Slowly Rotating Black Holes in Einstein-Generalized Maxwell Gravity

TL;DR

This paper derives higher-dimensional slowly rotating charged black hole solutions in Einstein gravity coupled with nonlinear electromagnetic fields, analyzing their horizons, thermodynamics, and how nonlinearity affects physical properties.

Contribution

It presents new higher-dimensional black hole solutions with slow rotation in Einstein-Gauss-Bonnet gravity coupled to nonlinear electromagnetic fields, including thermodynamic and physical property analysis.

Findings

Solutions have inner and outer horizons depending on mass parameter.

Thermodynamic quantities are sensitive to the nonlinearity parameter.
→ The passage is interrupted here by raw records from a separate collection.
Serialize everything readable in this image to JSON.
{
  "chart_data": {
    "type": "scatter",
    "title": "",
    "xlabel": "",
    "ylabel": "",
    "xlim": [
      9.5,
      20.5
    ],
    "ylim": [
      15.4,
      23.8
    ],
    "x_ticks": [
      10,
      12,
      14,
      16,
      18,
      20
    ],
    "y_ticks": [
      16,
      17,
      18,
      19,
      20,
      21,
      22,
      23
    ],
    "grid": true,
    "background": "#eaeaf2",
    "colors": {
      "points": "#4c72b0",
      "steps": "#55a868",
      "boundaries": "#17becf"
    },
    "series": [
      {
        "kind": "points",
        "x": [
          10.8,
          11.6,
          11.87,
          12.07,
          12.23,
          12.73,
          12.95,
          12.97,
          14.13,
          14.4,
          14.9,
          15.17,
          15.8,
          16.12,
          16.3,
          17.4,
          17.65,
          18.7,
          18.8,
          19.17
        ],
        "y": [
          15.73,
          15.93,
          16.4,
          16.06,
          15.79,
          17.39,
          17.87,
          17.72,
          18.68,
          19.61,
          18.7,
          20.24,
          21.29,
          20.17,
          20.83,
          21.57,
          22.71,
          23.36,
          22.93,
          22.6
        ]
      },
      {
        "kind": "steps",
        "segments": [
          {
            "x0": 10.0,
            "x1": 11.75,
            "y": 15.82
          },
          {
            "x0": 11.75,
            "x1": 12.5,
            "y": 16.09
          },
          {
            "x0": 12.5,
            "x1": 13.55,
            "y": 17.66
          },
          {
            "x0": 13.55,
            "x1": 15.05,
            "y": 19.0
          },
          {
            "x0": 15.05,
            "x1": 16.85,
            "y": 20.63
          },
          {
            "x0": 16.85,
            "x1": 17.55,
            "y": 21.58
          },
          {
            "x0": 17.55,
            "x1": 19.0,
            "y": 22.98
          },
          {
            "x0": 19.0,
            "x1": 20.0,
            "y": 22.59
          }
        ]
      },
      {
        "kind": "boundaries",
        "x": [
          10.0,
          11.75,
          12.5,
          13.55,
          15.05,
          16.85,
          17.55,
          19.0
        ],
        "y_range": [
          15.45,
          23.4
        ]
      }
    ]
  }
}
Asymptotic behavior varies with the nonlinearity parameter.

Abstract

In this paper, with considering the nonlinear electromagnetic field coupled to Einstein gravity, we obtain the higher dimensional slowly rotating charged black hole solutions. By use of the fact that the temperature of the extreme black hole is zero, we find that these solutions may be interpreted as black hole solutions with inner (Cauchy) and outer (event) horizons provide that the mass parameter $m$ is greater than an extremal value $m_{ext}$, an extreme black hole if $m=m_{ext}$ and a naked singularity otherwise. Also, we find that the asymptotic behavior of the spacetime is not anti deSitter for the special values of the nonlinearity parameter. Then, we compute the ADM mass, electrical charge, temperature, entropy, angular momentum and gyromagnetic ratio of the solutions. Calculations of the electromagnetic field, electrical charge, entropy and temperature showed that they are sensitive with respect to the changing of nonlinearity parameter.